Scientists Galileo Galilei and Isaac Newton. Philosophers like Thomas Hobbes and John Locke. All were finding their voices during this period. Much of the rise in the public’s interest in science was due to the rise in literacy rates in Europe, and the availability of print. The most famous vehicle for the propagation of these ideas was the great collective brainchild of the “Encyclopedie”, edited by Jean le Rond d’ Alembert and Denis Diderot between 1751 and 1772. Jean le Rond d’ Alembert was a French mathematician, philosopher and physicist. The idea behind the “Encyclopedie” was to make information available, like an early Internet, to change the way people think by providing a source of the world’s information. Many of the noted figures of the French Enlightenment provided contributions to the “Encyclopedie”, including Voltaire, Rousseau, Diderot and Montesquieu. Louis de Jaucourt was the largest contributor (MIT libraries exhibit). The publication was a place where ideas could be shared and saved.

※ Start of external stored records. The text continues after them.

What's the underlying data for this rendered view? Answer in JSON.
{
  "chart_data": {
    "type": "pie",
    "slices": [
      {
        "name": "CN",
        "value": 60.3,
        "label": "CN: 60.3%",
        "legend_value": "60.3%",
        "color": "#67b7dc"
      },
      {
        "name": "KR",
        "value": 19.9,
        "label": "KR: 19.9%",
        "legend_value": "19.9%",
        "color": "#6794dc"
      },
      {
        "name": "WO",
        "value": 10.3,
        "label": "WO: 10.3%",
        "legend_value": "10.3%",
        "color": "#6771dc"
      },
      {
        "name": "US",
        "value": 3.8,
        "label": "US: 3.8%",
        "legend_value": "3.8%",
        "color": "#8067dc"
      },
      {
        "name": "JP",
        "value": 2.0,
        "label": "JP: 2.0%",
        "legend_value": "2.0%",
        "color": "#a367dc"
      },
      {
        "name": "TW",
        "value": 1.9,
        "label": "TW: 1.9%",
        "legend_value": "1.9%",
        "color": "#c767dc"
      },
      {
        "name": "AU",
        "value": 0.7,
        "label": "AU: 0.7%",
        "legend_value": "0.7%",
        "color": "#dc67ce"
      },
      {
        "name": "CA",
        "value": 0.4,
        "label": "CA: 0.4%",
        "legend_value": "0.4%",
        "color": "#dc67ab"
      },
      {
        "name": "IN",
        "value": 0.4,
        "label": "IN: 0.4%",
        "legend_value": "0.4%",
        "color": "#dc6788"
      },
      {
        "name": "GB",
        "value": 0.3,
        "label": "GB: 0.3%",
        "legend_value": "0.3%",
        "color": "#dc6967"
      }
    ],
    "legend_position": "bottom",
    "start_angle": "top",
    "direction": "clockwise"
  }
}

The diversity of the enlightenment gives the large picture of a growing value system of autonomous thought. The encouragement of free thinkers, the increase in public literacy, and the questioning of traditional religious and political ideas all led to new ideas in science, philosophy and the arts. Influential thinkers in France and England were beginning to challenge the authority of the church and state. Rational thought and the value of reason were rapidly replacing superstition and faith. It is impossible to pinpoint the date of the “age of reason”, and the enlightenment could best be described as a value system, with far reaching consequences right up to our current history today.
Works Cited
"Bertrand Russell (Stanford Encyclopedia of Philosophy)." Stanford Encyclopedia of Philosophy. N.p., n.d. http://plato.stanford.edu/entries/russell/.
"MIT Libraries Exhibit." Introduction to the Encylopedie. MIT, n.d. http:/http://libraries.mit.edu/exhibits/maihaugen/diderots-encyclopedie/introduction/.
Merritt, Melissa. "Kant on Enlightened Moral Pedagogy." Southern Journal of Philosophy 49.3 (2011): 227-253. Ebsco Host.
Wright, Johnson Kent. "Voltaire Candide." Candide, Voltaire, and the Enlightenment. Yale Press, n.d. yalepress.yale.edu/yupbooks/excerpts/voltaire_candide.pdf.